# How do we know that human eye reacts on frequency of visible light rather than on some other parameter? [duplicate]

This is a very basic question in optics: why the mathematical language we use corresponds to what we actually see.

There are (at least) two ways to think of a decomposition of a visible light.

One way is experimental: when a beam of light passes through a glass prism it decomposes to many beams according to their color. These colors are perceived by human eyes.

The second way is theoretical: the light is thought of as electromagnetic wave satisfying the Maxwell equaitons in vacuum. Then one uses the Fourier transform with respect to the time variable to decompose a given solution as a combintaion of solutions of the form $$\vec E(\vec x)e^{i\omega t}$$.
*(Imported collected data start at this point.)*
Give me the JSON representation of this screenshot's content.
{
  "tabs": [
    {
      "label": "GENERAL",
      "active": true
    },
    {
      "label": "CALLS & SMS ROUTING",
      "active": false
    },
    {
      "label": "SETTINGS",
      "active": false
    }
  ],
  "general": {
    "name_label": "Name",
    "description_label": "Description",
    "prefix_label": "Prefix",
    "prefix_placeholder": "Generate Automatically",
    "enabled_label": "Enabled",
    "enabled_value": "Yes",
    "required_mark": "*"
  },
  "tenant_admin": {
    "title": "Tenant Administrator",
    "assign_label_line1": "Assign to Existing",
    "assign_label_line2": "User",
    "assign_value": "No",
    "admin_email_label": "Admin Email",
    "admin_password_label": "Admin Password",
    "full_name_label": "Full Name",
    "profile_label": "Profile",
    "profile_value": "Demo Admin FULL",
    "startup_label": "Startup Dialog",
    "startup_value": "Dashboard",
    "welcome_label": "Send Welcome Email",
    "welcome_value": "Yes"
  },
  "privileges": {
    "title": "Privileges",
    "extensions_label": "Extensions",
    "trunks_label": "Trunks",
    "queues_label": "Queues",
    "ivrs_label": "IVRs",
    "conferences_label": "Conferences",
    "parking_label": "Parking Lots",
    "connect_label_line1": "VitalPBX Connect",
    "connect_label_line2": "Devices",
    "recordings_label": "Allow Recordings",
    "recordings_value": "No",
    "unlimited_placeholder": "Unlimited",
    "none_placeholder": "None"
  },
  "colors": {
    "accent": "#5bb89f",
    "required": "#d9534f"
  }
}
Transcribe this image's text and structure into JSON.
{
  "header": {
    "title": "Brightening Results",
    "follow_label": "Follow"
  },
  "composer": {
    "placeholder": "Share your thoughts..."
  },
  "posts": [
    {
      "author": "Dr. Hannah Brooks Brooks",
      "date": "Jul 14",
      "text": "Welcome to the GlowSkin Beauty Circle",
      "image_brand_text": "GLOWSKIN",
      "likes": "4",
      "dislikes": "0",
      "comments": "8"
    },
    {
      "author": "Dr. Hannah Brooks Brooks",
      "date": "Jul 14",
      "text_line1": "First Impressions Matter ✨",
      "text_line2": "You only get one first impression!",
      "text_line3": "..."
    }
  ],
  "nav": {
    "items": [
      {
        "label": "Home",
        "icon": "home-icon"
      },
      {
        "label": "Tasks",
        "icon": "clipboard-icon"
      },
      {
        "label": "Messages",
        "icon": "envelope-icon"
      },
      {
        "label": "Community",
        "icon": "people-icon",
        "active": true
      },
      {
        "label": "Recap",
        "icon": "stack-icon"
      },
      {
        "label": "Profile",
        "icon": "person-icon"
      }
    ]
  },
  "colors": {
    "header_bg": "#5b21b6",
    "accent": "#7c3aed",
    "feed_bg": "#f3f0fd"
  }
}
If I understand correctly it is claimed in all stadard textbooks in optics that the above two decompositions correspond to each other in the sense that the frequancy $$\omega$$ determines the color of the light. Why? How do we know that the color is determined by the frequency of light and not by some other parameter? I could not find any clear explanation of this correspondence so far. A reference would be helpful.

Remark. There is a similarly sounding question What determines color -- wavelength or frequency? It is different from my question, and the answers there do not answer my question.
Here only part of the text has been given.